Dunia adalah template yang rutin dan
konsisten diganti. Jam kerja menempelkan rasa terburu-buru pada setiap
laki-laki dan perempuan di kampung ini. Kampung yang senantiasa merasa tidak
punya rencana dan keinginan apa-apa selain berharap tidak akan terendam air
jika musim hujan. Kampung yang diisi oleh ratusan orang yang selalu merasa
ragu-ragu sekadar menikmati kebahagian diri sendiri.

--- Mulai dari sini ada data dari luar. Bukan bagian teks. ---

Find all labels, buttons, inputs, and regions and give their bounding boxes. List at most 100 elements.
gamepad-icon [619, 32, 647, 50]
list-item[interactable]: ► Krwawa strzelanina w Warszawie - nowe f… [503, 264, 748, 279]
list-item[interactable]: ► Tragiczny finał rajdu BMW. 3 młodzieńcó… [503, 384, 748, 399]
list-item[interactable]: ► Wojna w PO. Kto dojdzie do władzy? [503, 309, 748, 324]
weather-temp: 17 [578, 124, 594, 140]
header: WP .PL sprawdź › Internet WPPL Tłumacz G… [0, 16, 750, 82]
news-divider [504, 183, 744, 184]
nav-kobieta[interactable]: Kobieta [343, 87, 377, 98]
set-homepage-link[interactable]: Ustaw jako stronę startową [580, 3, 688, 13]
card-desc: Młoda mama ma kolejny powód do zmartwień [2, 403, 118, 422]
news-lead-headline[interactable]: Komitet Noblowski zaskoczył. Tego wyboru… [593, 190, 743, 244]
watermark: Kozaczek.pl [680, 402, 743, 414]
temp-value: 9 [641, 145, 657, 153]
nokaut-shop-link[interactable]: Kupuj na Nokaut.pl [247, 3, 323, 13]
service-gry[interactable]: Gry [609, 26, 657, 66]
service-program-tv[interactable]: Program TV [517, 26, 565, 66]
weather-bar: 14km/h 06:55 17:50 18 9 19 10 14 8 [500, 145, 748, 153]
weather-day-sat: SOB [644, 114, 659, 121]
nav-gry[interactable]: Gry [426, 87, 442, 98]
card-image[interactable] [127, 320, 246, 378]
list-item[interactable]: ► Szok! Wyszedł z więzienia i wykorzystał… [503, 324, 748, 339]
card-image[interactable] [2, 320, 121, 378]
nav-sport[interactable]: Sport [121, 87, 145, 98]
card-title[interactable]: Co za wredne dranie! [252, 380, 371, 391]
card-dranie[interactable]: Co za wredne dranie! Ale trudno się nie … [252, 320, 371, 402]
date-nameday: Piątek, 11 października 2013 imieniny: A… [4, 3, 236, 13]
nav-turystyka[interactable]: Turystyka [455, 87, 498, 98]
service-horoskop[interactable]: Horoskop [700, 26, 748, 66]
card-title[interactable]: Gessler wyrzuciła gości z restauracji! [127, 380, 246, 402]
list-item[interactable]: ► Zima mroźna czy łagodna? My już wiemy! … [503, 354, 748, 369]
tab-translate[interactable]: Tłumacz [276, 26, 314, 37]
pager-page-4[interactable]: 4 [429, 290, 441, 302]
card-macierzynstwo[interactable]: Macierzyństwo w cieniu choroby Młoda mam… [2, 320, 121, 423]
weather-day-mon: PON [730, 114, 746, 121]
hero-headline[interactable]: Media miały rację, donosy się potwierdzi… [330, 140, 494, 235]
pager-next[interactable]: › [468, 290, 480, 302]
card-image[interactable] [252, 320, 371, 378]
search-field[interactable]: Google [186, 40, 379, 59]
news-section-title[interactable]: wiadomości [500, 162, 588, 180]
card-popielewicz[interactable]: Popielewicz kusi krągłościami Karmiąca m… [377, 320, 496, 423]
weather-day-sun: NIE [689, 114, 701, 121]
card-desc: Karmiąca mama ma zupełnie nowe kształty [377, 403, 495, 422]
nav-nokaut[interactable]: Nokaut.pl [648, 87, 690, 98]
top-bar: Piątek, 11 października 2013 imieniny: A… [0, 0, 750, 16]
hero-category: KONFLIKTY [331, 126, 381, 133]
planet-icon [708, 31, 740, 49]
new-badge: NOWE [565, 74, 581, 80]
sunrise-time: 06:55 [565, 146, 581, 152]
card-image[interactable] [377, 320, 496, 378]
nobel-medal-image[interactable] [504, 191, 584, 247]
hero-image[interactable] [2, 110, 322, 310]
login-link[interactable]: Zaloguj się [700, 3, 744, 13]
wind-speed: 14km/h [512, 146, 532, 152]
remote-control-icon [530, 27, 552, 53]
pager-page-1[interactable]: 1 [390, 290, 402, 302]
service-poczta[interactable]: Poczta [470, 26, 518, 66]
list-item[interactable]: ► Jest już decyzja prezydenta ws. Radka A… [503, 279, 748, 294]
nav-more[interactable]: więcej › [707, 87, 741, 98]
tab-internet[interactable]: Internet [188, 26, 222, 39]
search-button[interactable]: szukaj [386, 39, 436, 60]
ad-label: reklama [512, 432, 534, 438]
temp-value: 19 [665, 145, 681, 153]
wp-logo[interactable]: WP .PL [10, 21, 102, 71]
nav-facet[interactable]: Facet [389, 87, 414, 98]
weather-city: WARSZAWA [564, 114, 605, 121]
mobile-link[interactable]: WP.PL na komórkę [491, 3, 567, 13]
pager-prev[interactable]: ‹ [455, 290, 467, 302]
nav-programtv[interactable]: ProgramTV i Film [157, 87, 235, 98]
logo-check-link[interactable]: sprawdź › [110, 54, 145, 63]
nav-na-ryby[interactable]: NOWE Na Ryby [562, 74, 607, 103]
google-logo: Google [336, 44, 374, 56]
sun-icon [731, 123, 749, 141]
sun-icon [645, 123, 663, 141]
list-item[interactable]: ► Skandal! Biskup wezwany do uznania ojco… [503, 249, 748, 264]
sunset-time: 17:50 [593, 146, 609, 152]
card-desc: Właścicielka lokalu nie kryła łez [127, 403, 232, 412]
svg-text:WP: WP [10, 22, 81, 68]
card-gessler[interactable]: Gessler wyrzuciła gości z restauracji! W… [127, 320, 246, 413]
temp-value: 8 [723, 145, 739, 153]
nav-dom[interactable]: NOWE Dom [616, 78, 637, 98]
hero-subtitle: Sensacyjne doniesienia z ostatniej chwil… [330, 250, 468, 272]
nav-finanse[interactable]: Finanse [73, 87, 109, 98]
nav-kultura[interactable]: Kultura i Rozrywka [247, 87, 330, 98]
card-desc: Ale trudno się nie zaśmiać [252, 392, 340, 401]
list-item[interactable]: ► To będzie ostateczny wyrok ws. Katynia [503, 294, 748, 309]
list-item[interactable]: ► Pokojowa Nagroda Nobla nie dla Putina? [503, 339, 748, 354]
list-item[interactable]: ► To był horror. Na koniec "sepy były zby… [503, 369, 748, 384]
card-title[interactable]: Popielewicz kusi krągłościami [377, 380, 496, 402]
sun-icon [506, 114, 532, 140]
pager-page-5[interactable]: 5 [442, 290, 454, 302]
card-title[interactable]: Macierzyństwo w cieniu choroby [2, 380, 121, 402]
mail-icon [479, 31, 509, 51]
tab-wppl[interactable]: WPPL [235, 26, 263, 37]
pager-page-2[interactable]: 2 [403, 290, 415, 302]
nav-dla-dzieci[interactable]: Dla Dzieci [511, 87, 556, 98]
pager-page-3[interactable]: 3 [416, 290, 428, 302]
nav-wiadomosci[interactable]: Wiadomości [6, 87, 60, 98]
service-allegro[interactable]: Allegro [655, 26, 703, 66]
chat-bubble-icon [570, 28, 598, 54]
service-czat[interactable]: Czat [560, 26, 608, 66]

Bapak sudah bangun, aku rasa ia tidak akan melewatkan sembahyang subuh; lima
sampai enam jam lebih awal bangun
sebelum aku bangun dengan tubuh remuk
seperti habis dipukuli. Bapak masih memegang
pisau besarnya yang mengkilap. Tajam dan berminyak. Celemeknya lusuh
dengan noda pekat di sana sini, entah kapan terakhir ia cuci selembar benda
yang membuatnya seperti pendekar dalam cerita-cerita silat kolosal itu. Bau amis dan perasaan mabuk dalam bis selama perjalanan jauh jadi satu
menyerangku. Sisa-sisa daging babi
dengan darah yang berceceran di telenan pada jam sepuluh pagi seperti ini adalah siklus yang mau tak
mau mesti aku terima.
“Raup
dulu, cuci-cuci muka dulu, itu, tadi bapak beli ketan buat sarapan. Tapi
bapak lupa minta kelapa parutnya
dipisah”
Aku meringis. Antara tertawa ditahan dan
perasaan mahfum. Kenyataan seringkali menjebak kita untuk tidak bisa berbuat
banyak selain mengangguk. Aku lewati tubuh bapak
yang membungkuk. Nyaris membentuk sudut sembilan puluh derajat. Aku jadi
ingat mistar kayu siku-siku yang ada di sekolah dasarku,
dahulu, yang digantung persis di dinding
dekat tempat kapur papan tulis. Yang
kadang digunakan buat menghukumku—atau siswa lain, jika terlambat masuk ke
kelas. Pantatku mampu mengingat kumparan panas yang diciptakan kayu sialan
tersebut. Belum
lagi ejekan teman-teman yang mencibir sembari bersamaan membuat koor; rasain , kena lagi. Biar tahu rasa si anak
babi....
Kemudian mereka akan tertawa melihat
wajahku diringkus rasa malu dan kesakitan. Dan aku tidak bisa berbuat banyak,
apalagi memprotes. Sesuatu yang menimpa kita secara terus menerus pada awalnya
membuat kita terkucil, teraniaya, lantas membentuk benteng imun tanpa kita
sadari. Begitu juga padaku.
***
Orang-orang di kampung biasa
memanggilku si anak babi. Aku
juga tidak tahu sejak kapan sebutan itu mengganti bahkan kadang menyambung dengan namaku; Mustapa.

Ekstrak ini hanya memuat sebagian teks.